During a Pacific storm on 10 January 1992, three 40-foot containers holding 29,000 Friendly Floatees plastic bathtub toys from a Chinese factory were washed off a ship, containing blue turtles, yellow ducks, red beavers, and green frogs. Two-thirds of the toys floated south and landed three months later on the shores of Indonesia, Australia, and South America. The remaining 10,000 toys headed north to Alaska and then completed a full circle back near Japan, caught up in the North Pacific Gyre current as the so-called Great Pacific Garbage Patch. Many of the toys then entered the Bering Strait between Alaska and Russia and were trapped in the Arctic ice. They moved through the ice at a rate of one mile per day, and in 2000 they were sighted in the North Atlantic. The movement of the toys had been monitored by American oceanographer Curtis Ebbesmeyer.

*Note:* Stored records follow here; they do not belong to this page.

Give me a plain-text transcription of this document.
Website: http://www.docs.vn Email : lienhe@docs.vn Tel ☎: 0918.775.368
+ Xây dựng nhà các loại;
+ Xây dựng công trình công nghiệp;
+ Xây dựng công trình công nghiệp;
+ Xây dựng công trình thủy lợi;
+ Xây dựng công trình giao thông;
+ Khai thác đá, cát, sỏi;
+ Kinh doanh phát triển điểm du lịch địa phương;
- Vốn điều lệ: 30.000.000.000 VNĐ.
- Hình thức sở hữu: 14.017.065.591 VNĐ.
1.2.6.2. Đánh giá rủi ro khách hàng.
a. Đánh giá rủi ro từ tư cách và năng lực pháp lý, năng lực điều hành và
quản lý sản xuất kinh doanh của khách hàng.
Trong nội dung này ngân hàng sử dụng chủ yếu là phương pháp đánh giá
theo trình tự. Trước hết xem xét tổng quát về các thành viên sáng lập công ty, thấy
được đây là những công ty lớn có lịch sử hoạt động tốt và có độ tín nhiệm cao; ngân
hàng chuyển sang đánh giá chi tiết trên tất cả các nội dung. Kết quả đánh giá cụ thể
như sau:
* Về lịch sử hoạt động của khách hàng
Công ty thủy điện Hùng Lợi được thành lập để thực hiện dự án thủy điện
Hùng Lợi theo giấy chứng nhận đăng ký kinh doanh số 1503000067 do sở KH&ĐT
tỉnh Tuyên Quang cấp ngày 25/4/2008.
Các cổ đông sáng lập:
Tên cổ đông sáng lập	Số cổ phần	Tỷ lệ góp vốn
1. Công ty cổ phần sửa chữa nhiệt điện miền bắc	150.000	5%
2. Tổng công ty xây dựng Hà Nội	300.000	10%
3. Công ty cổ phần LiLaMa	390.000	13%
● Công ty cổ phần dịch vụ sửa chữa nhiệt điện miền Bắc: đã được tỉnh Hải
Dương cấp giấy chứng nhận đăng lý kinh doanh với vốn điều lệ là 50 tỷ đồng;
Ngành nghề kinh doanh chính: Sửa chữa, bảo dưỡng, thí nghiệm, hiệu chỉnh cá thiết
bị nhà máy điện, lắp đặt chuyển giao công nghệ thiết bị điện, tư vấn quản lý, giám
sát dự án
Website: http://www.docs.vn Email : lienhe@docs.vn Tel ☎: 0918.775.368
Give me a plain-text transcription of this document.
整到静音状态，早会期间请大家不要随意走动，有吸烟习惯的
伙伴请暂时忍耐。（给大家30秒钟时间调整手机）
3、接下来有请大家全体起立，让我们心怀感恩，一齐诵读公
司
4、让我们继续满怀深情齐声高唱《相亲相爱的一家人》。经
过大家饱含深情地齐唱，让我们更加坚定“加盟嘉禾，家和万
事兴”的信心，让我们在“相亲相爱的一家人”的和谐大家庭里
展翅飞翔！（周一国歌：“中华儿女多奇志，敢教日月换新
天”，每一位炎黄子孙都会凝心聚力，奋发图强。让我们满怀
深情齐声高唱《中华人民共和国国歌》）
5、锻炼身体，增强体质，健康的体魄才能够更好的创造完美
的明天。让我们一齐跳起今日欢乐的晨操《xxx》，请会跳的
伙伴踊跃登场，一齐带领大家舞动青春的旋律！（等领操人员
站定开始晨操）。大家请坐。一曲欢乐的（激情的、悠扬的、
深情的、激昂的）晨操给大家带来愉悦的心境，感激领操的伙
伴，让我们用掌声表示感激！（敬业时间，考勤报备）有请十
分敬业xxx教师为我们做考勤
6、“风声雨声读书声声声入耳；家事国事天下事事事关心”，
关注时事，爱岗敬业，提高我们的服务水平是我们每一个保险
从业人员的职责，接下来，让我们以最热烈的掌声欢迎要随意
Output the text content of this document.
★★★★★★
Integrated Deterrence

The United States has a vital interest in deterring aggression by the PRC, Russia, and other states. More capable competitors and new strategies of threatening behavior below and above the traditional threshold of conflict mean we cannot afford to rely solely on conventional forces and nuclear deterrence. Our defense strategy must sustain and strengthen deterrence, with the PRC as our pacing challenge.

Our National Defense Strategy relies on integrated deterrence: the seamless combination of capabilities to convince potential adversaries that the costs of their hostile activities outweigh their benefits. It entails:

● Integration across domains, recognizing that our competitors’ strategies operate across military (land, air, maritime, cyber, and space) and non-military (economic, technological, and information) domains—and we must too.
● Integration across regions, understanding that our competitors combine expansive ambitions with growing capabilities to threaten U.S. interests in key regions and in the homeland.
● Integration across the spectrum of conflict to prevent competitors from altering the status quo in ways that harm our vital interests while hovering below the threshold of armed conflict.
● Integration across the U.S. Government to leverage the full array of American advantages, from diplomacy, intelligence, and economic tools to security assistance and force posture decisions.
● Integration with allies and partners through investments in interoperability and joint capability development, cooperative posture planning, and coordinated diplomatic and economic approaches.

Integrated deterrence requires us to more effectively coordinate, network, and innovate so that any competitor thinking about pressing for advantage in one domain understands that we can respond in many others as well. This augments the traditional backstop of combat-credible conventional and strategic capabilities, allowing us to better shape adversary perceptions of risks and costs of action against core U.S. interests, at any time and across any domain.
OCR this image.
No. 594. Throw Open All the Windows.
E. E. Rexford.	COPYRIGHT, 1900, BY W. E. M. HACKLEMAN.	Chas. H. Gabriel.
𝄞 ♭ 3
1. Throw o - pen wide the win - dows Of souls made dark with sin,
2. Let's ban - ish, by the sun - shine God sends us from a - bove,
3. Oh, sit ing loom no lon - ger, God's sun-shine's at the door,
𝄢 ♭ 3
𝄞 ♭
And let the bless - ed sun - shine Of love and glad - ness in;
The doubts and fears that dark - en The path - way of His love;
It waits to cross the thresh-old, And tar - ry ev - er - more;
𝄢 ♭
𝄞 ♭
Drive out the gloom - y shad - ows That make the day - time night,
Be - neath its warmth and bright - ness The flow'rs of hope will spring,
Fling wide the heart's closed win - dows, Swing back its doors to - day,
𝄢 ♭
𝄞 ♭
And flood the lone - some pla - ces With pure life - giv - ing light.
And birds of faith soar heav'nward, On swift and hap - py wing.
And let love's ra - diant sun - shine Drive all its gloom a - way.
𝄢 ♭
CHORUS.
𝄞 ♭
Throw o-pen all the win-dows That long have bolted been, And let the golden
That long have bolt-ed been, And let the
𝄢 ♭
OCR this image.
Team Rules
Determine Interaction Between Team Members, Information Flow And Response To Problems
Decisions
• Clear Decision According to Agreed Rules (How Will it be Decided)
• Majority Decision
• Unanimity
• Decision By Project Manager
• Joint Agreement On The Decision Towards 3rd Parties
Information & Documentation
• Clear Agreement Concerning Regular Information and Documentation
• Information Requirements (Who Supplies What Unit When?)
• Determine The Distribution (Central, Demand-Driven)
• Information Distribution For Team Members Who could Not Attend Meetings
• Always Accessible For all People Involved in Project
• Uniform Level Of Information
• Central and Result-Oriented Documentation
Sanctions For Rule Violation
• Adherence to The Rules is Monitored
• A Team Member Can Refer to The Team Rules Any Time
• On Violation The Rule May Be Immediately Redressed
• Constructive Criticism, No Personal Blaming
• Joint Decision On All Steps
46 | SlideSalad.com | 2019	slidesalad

Bleached by sun and seawater, the ducks and beavers had faded to white, but the turtles and frogs had kept their original colours.
Between July and December 2003, The First Years Inc. offered a $100 US savings bond reward to anybody who recovered a Floatee in New England, Canada or Iceland. More of the toys were recovered in 2004 than in any of the preceding three years. However, still more of these toys were predicted to have headed eastward past Greenland and make landfall on the southwestern shores of the United Kingdom in 2007.
These toys were the subject of Donovan Hohn's 2011 book Moby-Duck: The True Story of 28,800 Bath Toys Lost at Sea.